William Grafton Austin (January 6, 1868 – July 15, 1929) was an American enlisted man and officer in the U.S. Army who served with the 7th Cavalry Regiment during the Indian Wars. Austin received the Medal of Honor for extraordinary gallantry at the Battle of Wounded Knee, but now called the Wounded Knee Massacre, on December 29, 1890.

==Biography==
William Grafton Austin was born on January 6, 1868, in Grimes County or Galveston, Texas, to Mrs. George Grafton Austin and Charles W. Austin. His father served in the Confederate Navy. Austin enlisted in E Troop, 7th Cavalry Regiment of the U.S. Army in New York City on January 24, 1887; his age is recorded as 24 (birth year ).

He participated in the Wounded Knee Massacre on December 29, 1890, and was awarded the Medal of Honor on June 17, 1891, for actions "while the Indians were concealed in a ravine, assisted men on the skirmish line, directing their fire, etc., and using every effort to dislodge the enemy".

He was discharged as a sergeant on January 23, 1892, at Fort Riley, Kansas.

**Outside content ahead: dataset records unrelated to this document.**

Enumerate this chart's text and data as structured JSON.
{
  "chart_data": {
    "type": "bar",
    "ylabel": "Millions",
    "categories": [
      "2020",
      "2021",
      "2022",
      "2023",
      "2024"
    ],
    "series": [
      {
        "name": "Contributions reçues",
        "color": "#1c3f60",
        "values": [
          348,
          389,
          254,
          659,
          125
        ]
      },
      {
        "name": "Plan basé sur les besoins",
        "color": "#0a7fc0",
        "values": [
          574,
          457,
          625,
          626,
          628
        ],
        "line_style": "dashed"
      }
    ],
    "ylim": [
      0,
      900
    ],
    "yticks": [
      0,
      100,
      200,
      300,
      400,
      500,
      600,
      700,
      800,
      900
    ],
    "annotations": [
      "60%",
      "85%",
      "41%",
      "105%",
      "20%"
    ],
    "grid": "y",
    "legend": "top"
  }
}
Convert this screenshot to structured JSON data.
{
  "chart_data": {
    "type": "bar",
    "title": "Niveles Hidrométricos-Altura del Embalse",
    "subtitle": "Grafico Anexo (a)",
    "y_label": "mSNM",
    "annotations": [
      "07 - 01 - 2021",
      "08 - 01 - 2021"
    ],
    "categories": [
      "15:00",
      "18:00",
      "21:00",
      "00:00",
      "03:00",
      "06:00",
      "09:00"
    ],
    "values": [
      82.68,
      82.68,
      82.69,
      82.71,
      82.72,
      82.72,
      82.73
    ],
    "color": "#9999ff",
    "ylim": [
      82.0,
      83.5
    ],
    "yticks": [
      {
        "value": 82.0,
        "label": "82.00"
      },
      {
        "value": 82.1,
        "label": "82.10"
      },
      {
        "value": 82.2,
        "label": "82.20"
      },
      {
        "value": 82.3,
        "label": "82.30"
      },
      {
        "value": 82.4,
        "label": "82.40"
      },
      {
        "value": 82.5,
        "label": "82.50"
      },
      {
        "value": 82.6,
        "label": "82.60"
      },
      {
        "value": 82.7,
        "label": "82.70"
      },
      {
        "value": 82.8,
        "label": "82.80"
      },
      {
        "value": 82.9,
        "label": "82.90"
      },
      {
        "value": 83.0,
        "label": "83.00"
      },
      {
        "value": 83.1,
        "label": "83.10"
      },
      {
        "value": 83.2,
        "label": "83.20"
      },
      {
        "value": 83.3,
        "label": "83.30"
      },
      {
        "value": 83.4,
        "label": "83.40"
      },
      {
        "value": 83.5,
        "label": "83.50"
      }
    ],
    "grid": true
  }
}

After his discharge from the military, Austin returned to Savannah, Georgia where he was engaged in the Cotton business. He joined the Savannah Volunteer Guards in 1894 and rose in rank from private to captain of Company A, which unit he commanded in the Spanish–American War as part of the Second Georgia Regiment of Volunteers. Austin served as Chief of Police of Savannah and later owned and operated an automobile dealership.

During World War I, Austin was appointed as commander of the 302nd Stevedore Regiment. In 1919 Austin is listed as a colonel in the Officers' Reserve Corps in the quartermaster section in the State of California.

Austin married Francis. They had two daughters, Peggy and Hope. He retired to Palo Alto, California where he died on July 15, 1929. He was buried in Cypress Lawn Cemetery in Palo Alto.

==Medal of Honor citation==
Rank and organization: Sergeant, Company E, 7th U.S. Cavalry. Place and date: At Wounded Knee Creek, S. Dak., December 29, 1890. Entered service at: New York, N.Y. Birth: Galveston, Tex. Date of issue: June 27, 1891.

Citation:

While the Indians were concealed in a ravine, assisted men on the skirmish line, directing their fire, etc., and using every effort to dislodge the enemy.